Did TV kill off film? No of course not: thousands of films are made a year.
Well, OK, actually it did a bit: when I was a student there were dozens of cinemas in my town. Since then, at about the rate of one a year, they have slowly closed down, until now there are only two left. Now you can only see new films where you used to have a vast selection of old and new films. Of course video helped too: you can still see those old films, in the privacy of your own home, but for those of us who love the look and feel of films on the big screen there’s no hope.
Recently there seems to have been a rash of articles along the lines of “Whatever happened to the paperless office? Ha ha ha!”, as if someone had predicted a date for it, and now it’s definitively not coming. Why isn’t my office paperless? 1) The screens are not good enough to read from yet, 2) the people at the top say it is too expensive to move over to paperless and 3) it is actually quite paperless: I spend (for all the bad screens) hours a day reading at my screen, and if all that had been on paper, my room would be stacked to the ceiling.
So, will computers kill off books? Of course not. Thousands of books will be written every year.
There are people who moan that there’s nothing like the feel and smell of a lovely book, and I would like to invite those people over to my house to smell some of my books. Great if you’re heavily into dust. And the feel? Yellow crumbly paper, and I only bought them 10 years ago! Because of the rotten quality of the paper most books are printed on, I have had to buy a few of my favourite books two or three times.
So what are the advantages of real books. They smell nice, I believe, but we’ve treated that one. I recently read that an advantage of paper books is that a head-crash won’t destroy them, to which I like to reply: Alexandria.

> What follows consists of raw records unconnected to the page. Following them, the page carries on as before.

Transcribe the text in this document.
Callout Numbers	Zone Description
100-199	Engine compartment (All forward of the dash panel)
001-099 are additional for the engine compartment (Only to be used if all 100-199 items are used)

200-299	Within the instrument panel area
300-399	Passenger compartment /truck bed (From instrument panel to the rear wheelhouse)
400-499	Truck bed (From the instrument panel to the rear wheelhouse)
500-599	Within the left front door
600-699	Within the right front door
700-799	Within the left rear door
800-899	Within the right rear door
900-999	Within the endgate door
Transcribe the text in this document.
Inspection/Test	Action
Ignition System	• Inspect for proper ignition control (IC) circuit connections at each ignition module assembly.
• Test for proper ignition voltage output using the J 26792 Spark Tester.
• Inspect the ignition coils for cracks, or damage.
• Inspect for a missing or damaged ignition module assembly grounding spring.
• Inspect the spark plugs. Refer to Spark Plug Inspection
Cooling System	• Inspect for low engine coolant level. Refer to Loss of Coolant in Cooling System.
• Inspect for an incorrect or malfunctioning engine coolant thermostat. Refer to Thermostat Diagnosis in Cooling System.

What are the advantages of digital books? Let me count the ways. I don’t have to decide what to take on holiday to read; I just take my whole library. Colour is free: it costs no more to produce a colour book than a black and white one. Publishing costs are really low, and amateurs can publish books just as easily as publishers can. Books never need to go out of print again. Small language groups can afford to keep their literature available. I can backup my library and keep the copy elsewhere. It doesn’t cost me the 30% to 50% mark-up or the postage and import costs that I now have to pay to import books from England or the USA to where I live; in fact many out-of-copyright books are available for free already. When James Joyce was writing Finnegans Wake, he was going blind, so he dictated some of it. At one point someone knocked on the door (which the person taking the dictation didn’t hear). “Come in!” said Joyce, and that phrase became part of the book. So where does the phrase “Come in” occur in the 628 pages of Finnegans Wake? A digital book can tell me. I come home late at night and discover I only have an aubergine, some cheese and some tomato paste in my fridge. I don’t have to pore for ages through a digital recipe book to discover I can make aubergine parmigiana: it will tell me immediately. And we will never need to print large print books for the hard-of-sight ever again: you can make the print just as large as you like with a digital book.
Do I need to go on?
And don’t start about how good the interface is of a real book. If the interface of digital books isn’t good, make it good!